A advogada da empresária Eliana Tranchesi, dona da loja Daslu, informou, por meio de nota, que deve entrar ainda nesta quinta-feira com um pedido de habeas-corpus na Justiça Federal, para tentar reverter a prisão de sua cliente. A criminalista Joyce Roysen considerou “excêntrica” e “injusta” a ordem de prisão, resultado, segundo ela, de um “julgamento errôneo”. Eliana Tranchesi foi presa pela Polícia Federal (PF) nesta manhã, em cumprimento ao mandado expedido pela juíza Maria Isabel do Prado, da 2ª Vara Federal de Guarulhos.

A prisão foi determinada pela juíza após a condenação da empresária pelos crimes de formação de quadrilha, contrabando e falsificação de documentos, descobertos na Operação Narciso, deflagrada em 2005. Na época, Eliana foi detida pela PF. Segundo a polícia, os produtos comercializados na Daslu eram comprados de empresas importadoras que subfaturavam o preço das mercadorias com o objetivo de reduzir a incidência do Imposto de Importação.
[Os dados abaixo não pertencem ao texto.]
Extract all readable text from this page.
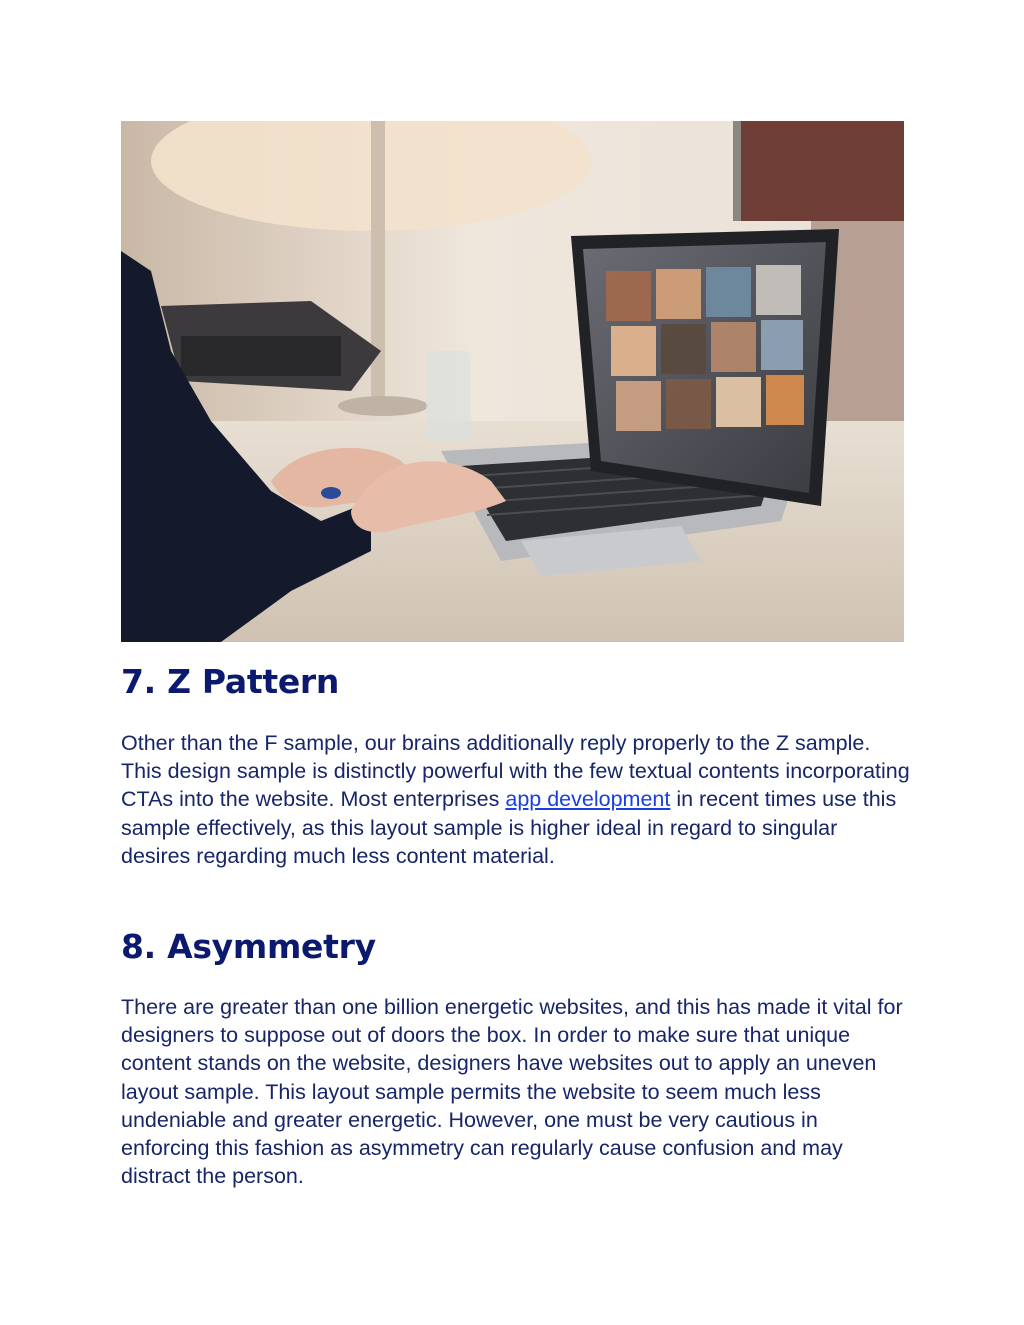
7. Z Pattern

Other than the F sample, our brains additionally reply properly to the Z sample. This design sample is distinctly powerful with the few textual contents incorporating CTAs into the website. Most enterprises app development in recent times use this sample effectively, as this layout sample is higher ideal in regard to singular desires regarding much less content material.

8. Asymmetry

There are greater than one billion energetic websites, and this has made it vital for designers to suppose out of doors the box. In order to make sure that unique content stands on the website, designers have websites out to apply an uneven layout sample. This layout sample permits the website to seem much less undeniable and greater energetic. However, one must be very cautious in enforcing this fashion as asymmetry can regularly cause confusion and may distract the person.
O Ministério Público Federal calculou em US$ 10 milhões o valor que teria sido sonegado.

A advogada da empresária informou ainda que não teve acesso ao pedido de prisão. Segundo ela, a condenação de Eliana Tranchesi no processo é “absolutamente injusta e desprovida de racionalidade”.

“Lamentamos que as pressões exercidas pela acusação desde o início do processo tenham obtido êxito em induzir um julgamento errôneo”, informou na nota. “Vamos entrar com pedido de habeas-corpus e estamos certos de que Eliana Tranchesi terá sua liberdade imediatamente devolvida pelo Poder Judiciário.” “Ha um fato que torna a prisão ainda mais cruel: como é sabido, Eliana está novamente enfrentando um momento difícil na sua luta contra o câncer. No último sábado ela realizou mais uma sessão de quimioterapia, está fragilizada, e deverá se submeter periodicamente a novas sessões”, complementou a advogada.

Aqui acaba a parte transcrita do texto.